Rubli, Gasolio e Politica. Ci hanno provato ma l’affare non è andato a buon fine. Trappola per Salvini?

Rubli, Gasolio e Politica. Ci hanno provato ma l’affare non è andato a buon fine. Trappola per Salvini?

13 Luglio 2019 0 Di Marino Marquardt

Ci hanno provato, hanno avviato la trattativa ma poi l’affare non sarebbe andato a buon fine. E’ questa la morale della favola che si trae dalle quotidiane rivelazioni dei giornali sull’Affaire “Rubli, Gasolio & Politica”, il maledetto imbroglio che da giorni sta agitando la Lega e il suo Leader, Matteo Salvini.

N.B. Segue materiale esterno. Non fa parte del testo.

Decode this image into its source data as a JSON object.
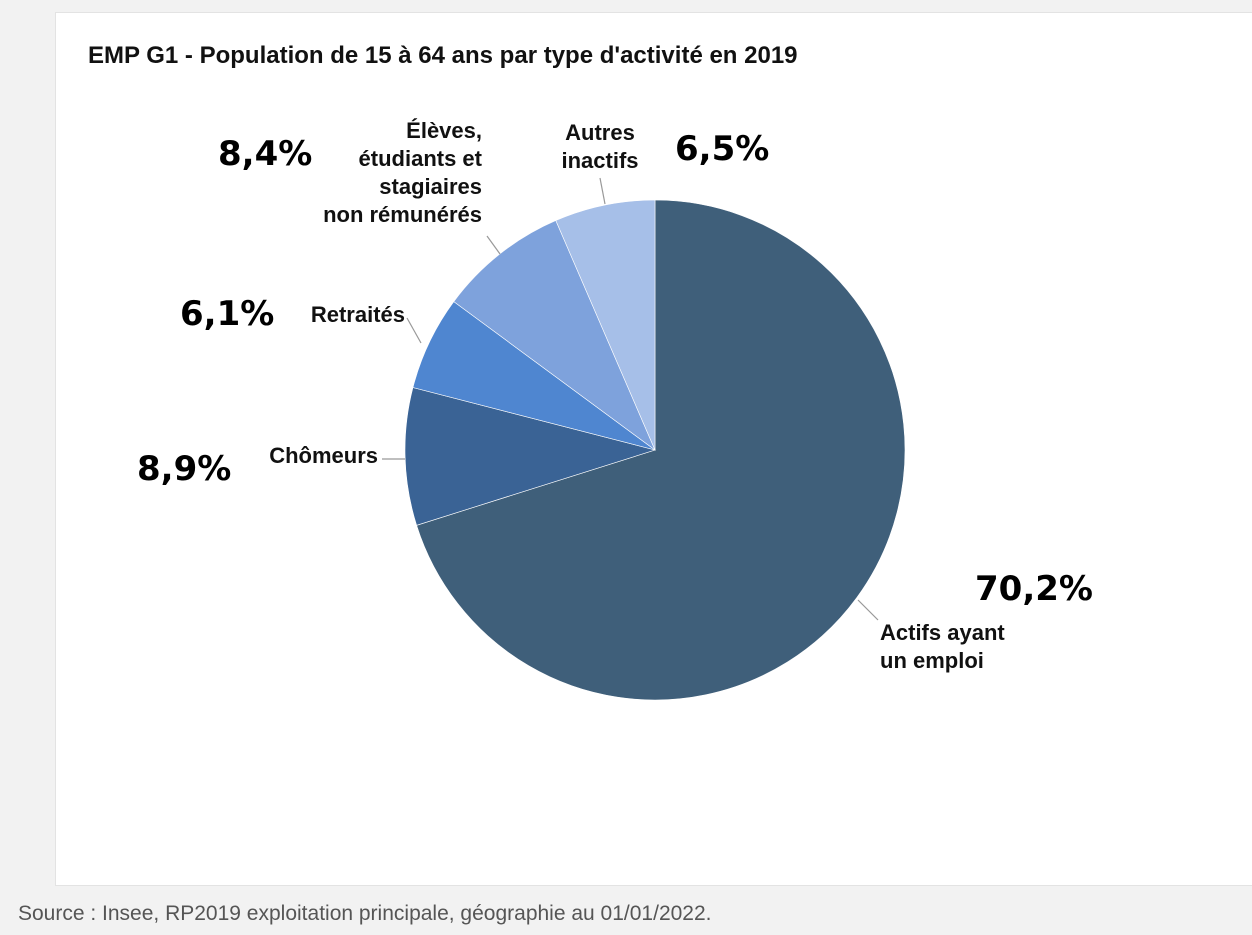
{
  "chart_data": {
    "type": "pie",
    "title": "EMP G1 - Population de 15 à 64 ans par type d'activité en 2019",
    "slices": [
      {
        "label": [
          "Actifs ayant",
          "un emploi"
        ],
        "value": 70.2,
        "value_text": "70,2%",
        "color": "#3f5f7a"
      },
      {
        "label": [
          "Chômeurs"
        ],
        "value": 8.9,
        "value_text": "8,9%",
        "color": "#3a6395"
      },
      {
        "label": [
          "Retraités"
        ],
        "value": 6.1,
        "value_text": "6,1%",
        "color": "#4f86d0"
      },
      {
        "label": [
          "Élèves,",
          "étudiants et",
          "stagiaires",
          "non rémunérés"
        ],
        "value": 8.4,
        "value_text": "8,4%",
        "color": "#7ea2dc"
      },
      {
        "label": [
          "Autres",
          "inactifs"
        ],
        "value": 6.5,
        "value_text": "6,5%",
        "color": "#a6bfe8"
      }
    ],
    "start": "12 o'clock",
    "direction": "clockwise"
  },
  "source": "Source : Insee, RP2019 exploitation principale, géographie au 01/01/2022."
}
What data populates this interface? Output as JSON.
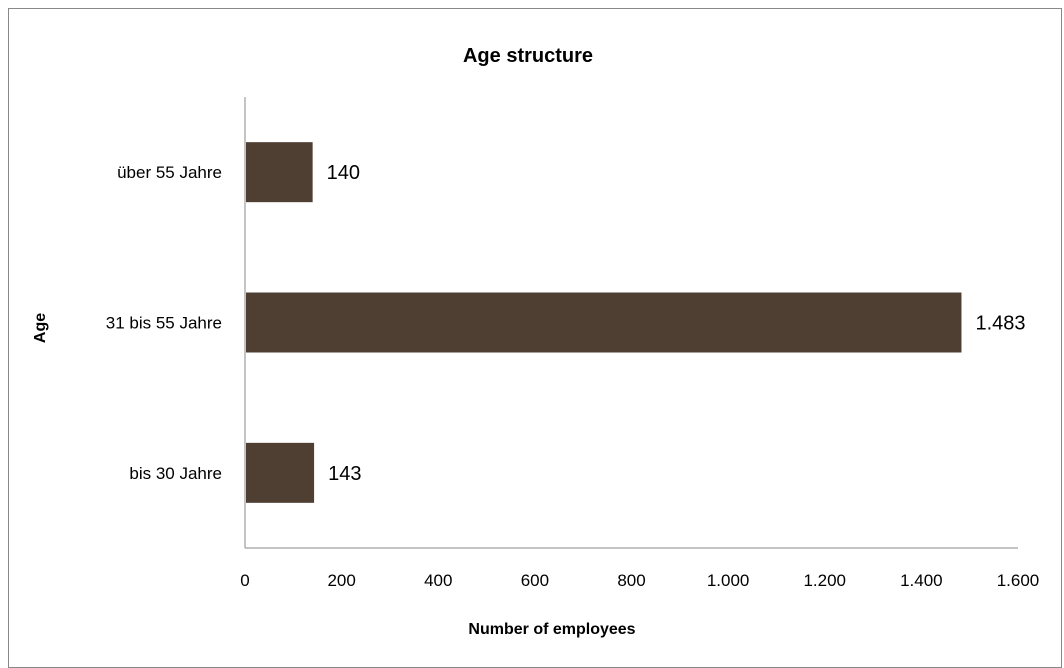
{
  "chart_data": {
    "type": "bar",
    "orientation": "horizontal",
    "title": "Age structure",
    "xlabel": "Number of employees",
    "ylabel": "Age",
    "categories": [
      "bis 30 Jahre",
      "31 bis 55 Jahre",
      "über 55 Jahre"
    ],
    "values": [
      143,
      1483,
      140
    ],
    "data_labels": [
      "143",
      "1.483",
      "140"
    ],
    "xlim": [
      0,
      1600
    ],
    "xticks": [
      0,
      200,
      400,
      600,
      800,
      1000,
      1200,
      1400,
      1600
    ],
    "xtick_labels": [
      "0",
      "200",
      "400",
      "600",
      "800",
      "1.000",
      "1.200",
      "1.400",
      "1.600"
    ],
    "grid": false,
    "legend": "none",
    "bar_color": "#4f3f33"
  }
}
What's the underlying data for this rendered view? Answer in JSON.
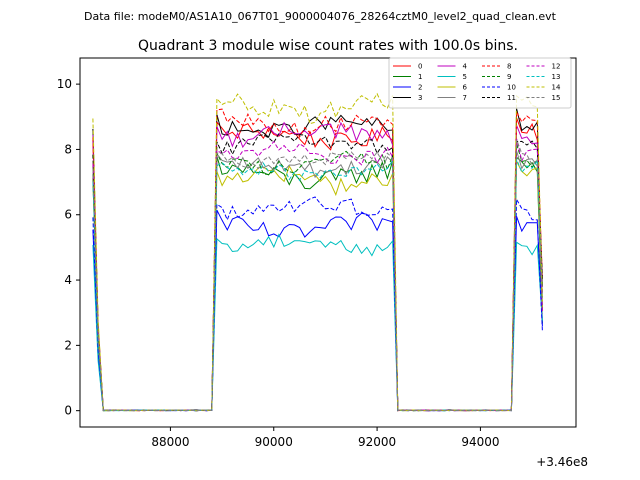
{
  "suptitle": "Data file: modeM0/AS1A10_067T01_9000004076_28264cztM0_level2_quad_clean.evt",
  "chart_data": {
    "type": "line",
    "title": "Quadrant 3 module wise count rates with 100.0s bins.",
    "xlabel": "",
    "ylabel": "",
    "x_offset_label": "+3.46e8",
    "xlim": [
      86250,
      95850
    ],
    "ylim": [
      -0.5,
      10.8
    ],
    "xticks": [
      88000,
      90000,
      92000,
      94000
    ],
    "yticks": [
      0,
      2,
      4,
      6,
      8,
      10
    ],
    "legend_position": "upper right",
    "legend_columns": 4,
    "gti_segments": [
      {
        "start": 88900,
        "end": 92300
      },
      {
        "start": 94700,
        "end": 95250
      }
    ],
    "series": [
      {
        "name": "0",
        "color": "#ff0000",
        "style": "solid",
        "level": 8.4,
        "amp": 0.35
      },
      {
        "name": "1",
        "color": "#008000",
        "style": "solid",
        "level": 7.2,
        "amp": 0.4
      },
      {
        "name": "2",
        "color": "#0000ff",
        "style": "solid",
        "level": 5.6,
        "amp": 0.35
      },
      {
        "name": "3",
        "color": "#000000",
        "style": "solid",
        "level": 8.7,
        "amp": 0.3
      },
      {
        "name": "4",
        "color": "#bf00bf",
        "style": "solid",
        "level": 8.5,
        "amp": 0.35
      },
      {
        "name": "5",
        "color": "#00bfbf",
        "style": "solid",
        "level": 5.1,
        "amp": 0.3
      },
      {
        "name": "6",
        "color": "#bfbf00",
        "style": "solid",
        "level": 7.1,
        "amp": 0.4
      },
      {
        "name": "7",
        "color": "#808080",
        "style": "solid",
        "level": 7.5,
        "amp": 0.3
      },
      {
        "name": "8",
        "color": "#ff0000",
        "style": "dashed",
        "level": 8.8,
        "amp": 0.35
      },
      {
        "name": "9",
        "color": "#008000",
        "style": "dashed",
        "level": 7.6,
        "amp": 0.3
      },
      {
        "name": "10",
        "color": "#0000ff",
        "style": "dashed",
        "level": 6.2,
        "amp": 0.3
      },
      {
        "name": "11",
        "color": "#000000",
        "style": "dashed",
        "level": 8.2,
        "amp": 0.3
      },
      {
        "name": "12",
        "color": "#bf00bf",
        "style": "dashed",
        "level": 7.9,
        "amp": 0.3
      },
      {
        "name": "13",
        "color": "#00bfbf",
        "style": "dashed",
        "level": 7.3,
        "amp": 0.3
      },
      {
        "name": "14",
        "color": "#bfbf00",
        "style": "dashed",
        "level": 9.3,
        "amp": 0.4
      },
      {
        "name": "15",
        "color": "#808080",
        "style": "dashed",
        "level": 7.7,
        "amp": 0.3
      }
    ],
    "x_start": 86500,
    "x_end": 95250,
    "bin": 100
  }
}
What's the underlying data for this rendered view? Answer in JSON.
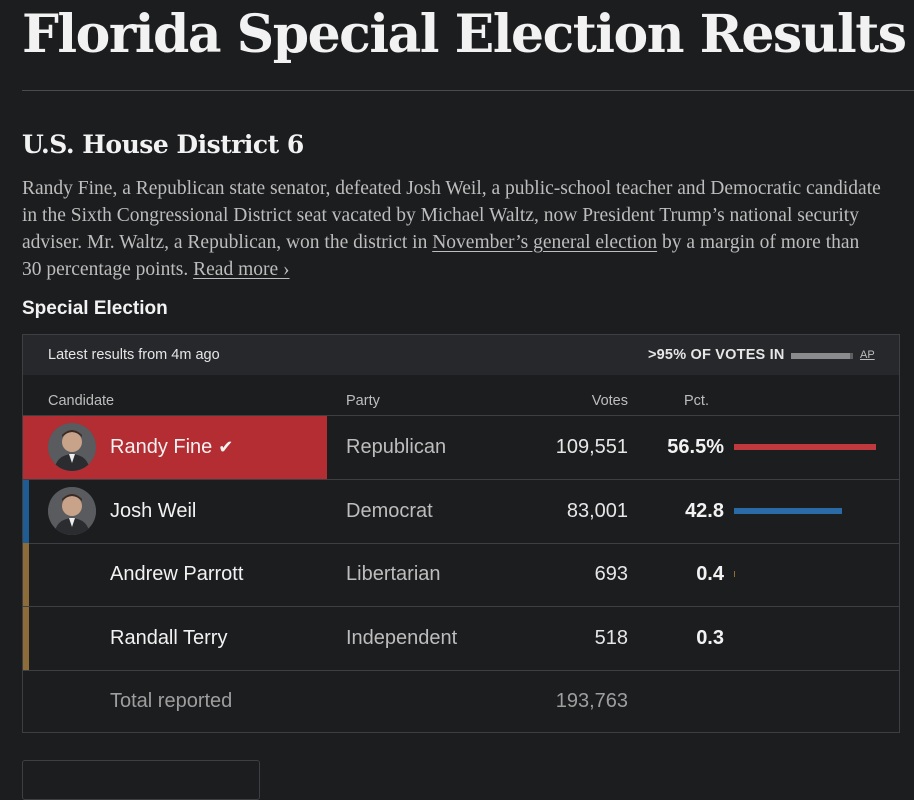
{
  "page": {
    "title": "Florida Special Election Results"
  },
  "race": {
    "title": "U.S. House District 6",
    "summary": {
      "text_before": "Randy Fine, a Republican state senator, defeated Josh Weil, a public-school teacher and Democratic candidate in the Sixth Congressional District seat vacated by Michael Waltz, now President Trump’s national security adviser. Mr. Waltz, a Republican, won the district in ",
      "link_text": "November’s general election",
      "text_after": " by a margin of more than 30 percentage points. ",
      "read_more": "Read more ›"
    }
  },
  "results": {
    "section_label": "Special Election",
    "latest": "Latest results from 4m ago",
    "votes_in": ">95% OF VOTES IN",
    "votes_in_fraction": 0.95,
    "source": "AP",
    "headers": {
      "candidate": "Candidate",
      "party": "Party",
      "votes": "Votes",
      "pct": "Pct."
    },
    "candidates": [
      {
        "name": "Randy Fine",
        "winner": true,
        "party": "Republican",
        "votes": "109,551",
        "pct": "56.5%",
        "pct_value": 56.5,
        "party_color": "#b32d32",
        "has_photo": true
      },
      {
        "name": "Josh Weil",
        "winner": false,
        "party": "Democrat",
        "votes": "83,001",
        "pct": "42.8",
        "pct_value": 42.8,
        "party_color": "#1f5c93",
        "has_photo": true
      },
      {
        "name": "Andrew Parrott",
        "winner": false,
        "party": "Libertarian",
        "votes": "693",
        "pct": "0.4",
        "pct_value": 0.4,
        "party_color": "#8c6d3a",
        "has_photo": false
      },
      {
        "name": "Randall Terry",
        "winner": false,
        "party": "Independent",
        "votes": "518",
        "pct": "0.3",
        "pct_value": 0.3,
        "party_color": "#8c6d3a",
        "has_photo": false
      }
    ],
    "total": {
      "label": "Total reported",
      "votes": "193,763"
    },
    "check_icon": "check-icon"
  }
}
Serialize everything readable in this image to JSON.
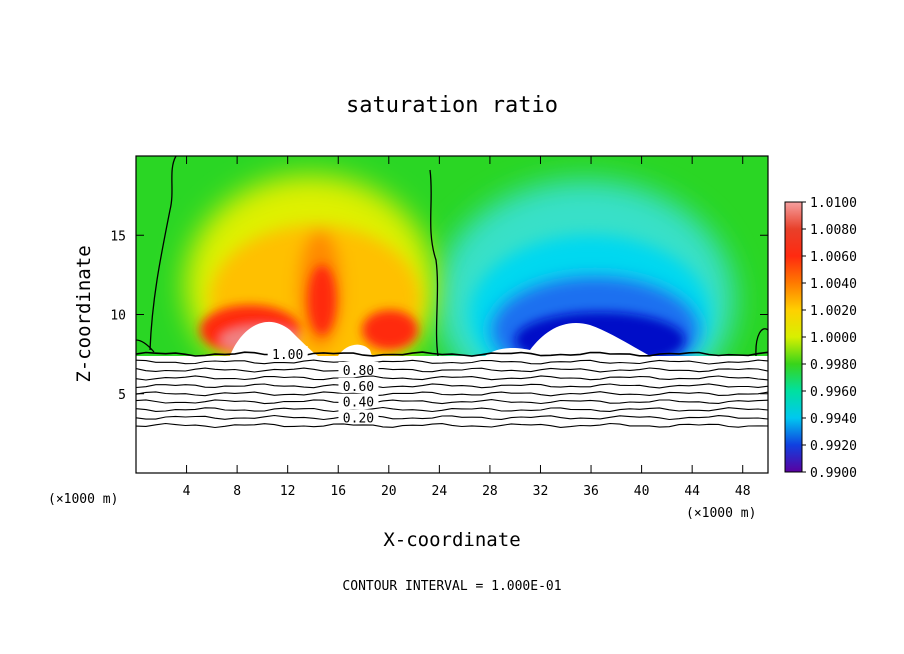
{
  "chart_data": {
    "type": "heatmap",
    "title": "saturation ratio",
    "xlabel": "X-coordinate",
    "ylabel": "Z-coordinate",
    "x_unit_left": "(×1000 m)",
    "x_unit_right": "(×1000 m)",
    "xlim": [
      0,
      50
    ],
    "ylim": [
      0,
      20
    ],
    "x_ticks": [
      4,
      8,
      12,
      16,
      20,
      24,
      28,
      32,
      36,
      40,
      44,
      48
    ],
    "y_ticks": [
      5,
      10,
      15
    ],
    "colorbar": {
      "labels": [
        "1.0100",
        "1.0080",
        "1.0060",
        "1.0040",
        "1.0020",
        "1.0000",
        "0.9980",
        "0.9960",
        "0.9940",
        "0.9920",
        "0.9900"
      ],
      "range": [
        0.99,
        1.01
      ],
      "colors": [
        "#f59a9a",
        "#e83a2a",
        "#ff3010",
        "#ff6a00",
        "#ffb000",
        "#e8f000",
        "#34d41a",
        "#00d890",
        "#00e8e8",
        "#1a8cf0",
        "#0010d0",
        "#5000a0"
      ]
    },
    "contour_labels": [
      "1.00",
      "0.80",
      "0.60",
      "0.40",
      "0.20"
    ],
    "contour_levels": [
      1.0,
      0.9,
      0.8,
      0.7,
      0.6,
      0.5,
      0.4,
      0.3,
      0.2,
      0.1
    ],
    "footer": "CONTOUR INTERVAL = 1.000E-01",
    "features": [
      {
        "x": 14.5,
        "z": 13.0,
        "value": 1.0065
      },
      {
        "x": 9.5,
        "z": 10.5,
        "value": 1.006
      },
      {
        "x": 20.5,
        "z": 9.5,
        "value": 1.0062
      },
      {
        "x": 34.0,
        "z": 10.0,
        "value": 0.9915
      },
      {
        "x": 40.0,
        "z": 9.0,
        "value": 0.9912
      }
    ]
  }
}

Un affaire che avrebbe potuto trovare legittimazione legale se fossero stati approvati gli emendamenti della Lega allo Spazzacorrotti e al Decreto Crescita

Un Affaire che – a voler essere maligni – avrebbe potuto trovare anche la legittimazione legale se fossero passati due emendamenti leghisti al Disegno di Legge Spazzacorrotti e al Decreto Crescita votati in Aula nel novembre 2018. Due provvedimenti – particolari non trascurabili – entrambi successivi al chiacchierato incontro all’Hotel Metropol di Mosca tra l’Uomo di fiducia di Salvini – Gianluca Savoini – ed esponenti della nomenklatura putiniana.

Nello specifico, per quanto riguarda lo Spazzacorrotti, la Lega cercò di bloccare sul nascere il testo presentato dal ministro della Giustizia Alfonso Bonafede, testo che imponeva il divieto ai partiti di ricevere fondi dall’estero. Il Carroccio, infatti, con un emendamento dei suoi parlamentari Iezzi, Bordonali, De Angelis, Giglio Vigna, Invernizzi, Maturi, Stefani, Tonelli, Vinci, chiese – di fatto – l’abolizione di questo divieto. Quando si dice coincidenze…

Avvocato-testimone scrive a Repubblica: “La trattativa ci fu”.

Un maledetto imbroglio che giorno dopo giorno si arricchisce di nuovi elementi. E’ di oggi la pubblicazione della lettera inviata a Repubblica dall’avvocato Gianluca Meranda, tra i presenti alla riunione il cui audio è stato pubblicato dal sito americano BuzzFeed. “La trattativa sul petrolio ci fu, ma alla fine non si perfezionò” , scrive l’avvocato.

Ai giuristi il compito di stabilire se soltanto l’avvio di una trattativa del genere possa costituire reato considerando anche la relativa eventuale ricaduta geopolitica.

Frattanto un fatto è certo: la diffusione delle chiacchiere scambiate nella hall dell’Hotel Metropol oltre a rappresentare un “avvertimento” a Matteo Salvini, oltre a mettere lo stesso sotto lo schiaffo dei Soci di Governo, oltre a farlo apparire soggetto inaffidabile agli occhi dei nuove vertici Ue, ha costituito per il Leader della Lega un invito ad abbandonare i panni di Arlecchino. Salvini – sembra ammonire la storiaccia – non deve più essere servo dei due padroni Donald Trump e Vladimir Putin, i nemici-amici convintamente sodali nel tentativo di sbriciolamento della Ue.